There are days when people feel overwhelmed by all the stuff they have and decide to do something about it. For Jim “Wojo” Wojciechowski, a utility infrastructure and support manager at Idaho National Laboratory’s Materials & Fuels Complex, just recently it meant going through boxes of old photos and memorabilia that had belonged to his late mother-in-law, Elizabeth Hill Ivie.
On his trip down memory lane, he pulled out one particularly curious item: a late-1960s placemat from Idaho Falls’ Westbank Café. Looking at the front, it’s obvious that Westbank owner Ferris Clark was proud to have his café affiliated with the National Reactor Testing Station (which became Idaho National Engineering Laboratory in 1977). “Largest complex of Nuclear Reactors in the world … 43 built since 1949,” it proclaims. Around the edge are all of the reactors’ acronyms, from ASFR to ZPR I.
On the back, however, are the autographs of four NASA astronauts: Joe Engle, Ed Mitchell, Gene Cernan and Alan Shepard. Little more than a month after the first moon landing, Apollo 11, in July 1969, the four had been dispatched to Idaho to visit Craters of the Moon National Monument in preparation for Apollo 14 in 1971.
A yellowed clipping from the Idaho Falls Post-Register attached to the placemat tells the story. While eating at the Westbank (“By the Tumbling Waters”), Ivie realized there were celebrities in the restaurant. Astronauts were a big deal in 1969, and as far as big names went, Shepard was on a par with Neil Armstrong. He was a member of the original Mercury Seven and the first American to go into space, in 1961.

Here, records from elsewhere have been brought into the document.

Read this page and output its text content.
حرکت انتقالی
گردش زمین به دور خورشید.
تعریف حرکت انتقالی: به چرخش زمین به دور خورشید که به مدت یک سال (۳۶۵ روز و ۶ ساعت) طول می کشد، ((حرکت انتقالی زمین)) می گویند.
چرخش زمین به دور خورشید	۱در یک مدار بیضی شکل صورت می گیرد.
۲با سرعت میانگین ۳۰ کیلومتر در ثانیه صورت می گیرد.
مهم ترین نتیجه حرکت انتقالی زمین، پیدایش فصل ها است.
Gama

With nothing else available, Ivie grabbed a placemat. The autographs were not just for herself, but for her fourth-grade class at Firth Elementary School (hence the headline on the newspaper story, “Astronauts Sign For Firth Fourth”).
The NASA astronauts, all former test pilots, had little experience with geology, and since they would be collecting rocks on the moon to bring home (limited quantities, of course), the planners at NASA had decided Craters of the Moon would be a good place for them to practice spotting scientifically interesting specimens.
Apollo 14’s geologic lunar target was its Cone Crater in the Fra Mauro highlands. The plan was for the Shepard and Mitchell to take a handcart up the slope to the rim, 300 feet (91 meters) above the landing site, then collect rocks that might have flown up from the moon’s bedrock as a result of a meteor’s impact millions of years earlier.
The trip to the rim was harder than expected. Rocks littering the slope forced them to carry the cart, and the steep climb meant they had to rest often. When their oxygen supply started looking low, they turned back. When the pictures were analyzed later, geologists estimated the two could have reached the rim if they’d gone another 100 feet.
In the end, the mission may be best remembered for Shepard teeing off two golf balls with an improvised 6 iron. Even with his swing limited by the bulky spacesuit, he reported one of the balls going “miles and miles” thanks to the lunar gravity, one-sixth as strong as the Earth’s.
In 1999, Cernan, Engle, and Mitchell (Shepard had died the previous year) returned to Craters of the Moon to help celebrate the national monument’s 75th anniversary. According to the National Park Service article, all three talked about how beneficial their training had been and how it had prepared them well for their missions to the moon. (Cernan was the last astronaut to walk on the moon, with Apollo 17. Engle was supposed to accompany him, but got bumped in favor of Harrison Schmitt, a Ph.D.-level geologist. “When you think about it, the lunar missions were geology-oriented,” he told the New York Times in 1981.)
NASA still uses Craters of the Moon for research. In 2014, scientists from the Ames Research Center began a joint five-year study. The first project, FINESSE (Field Investigations to Enable Solar System Science and Exploration), is to conduct field experiments and procedures that may be used by astronauts if they ever visit Mars. The other, BASALT (Biologic Analog Science Associated with Lava Terrains), aims to examine the habitability of terrains similar to that of Mars.
As for Wojciechowski, he’s looking for anyone who might be interested in taking his little piece of history off his hands. “If I were to keep it, it would just go back in a box,” he said.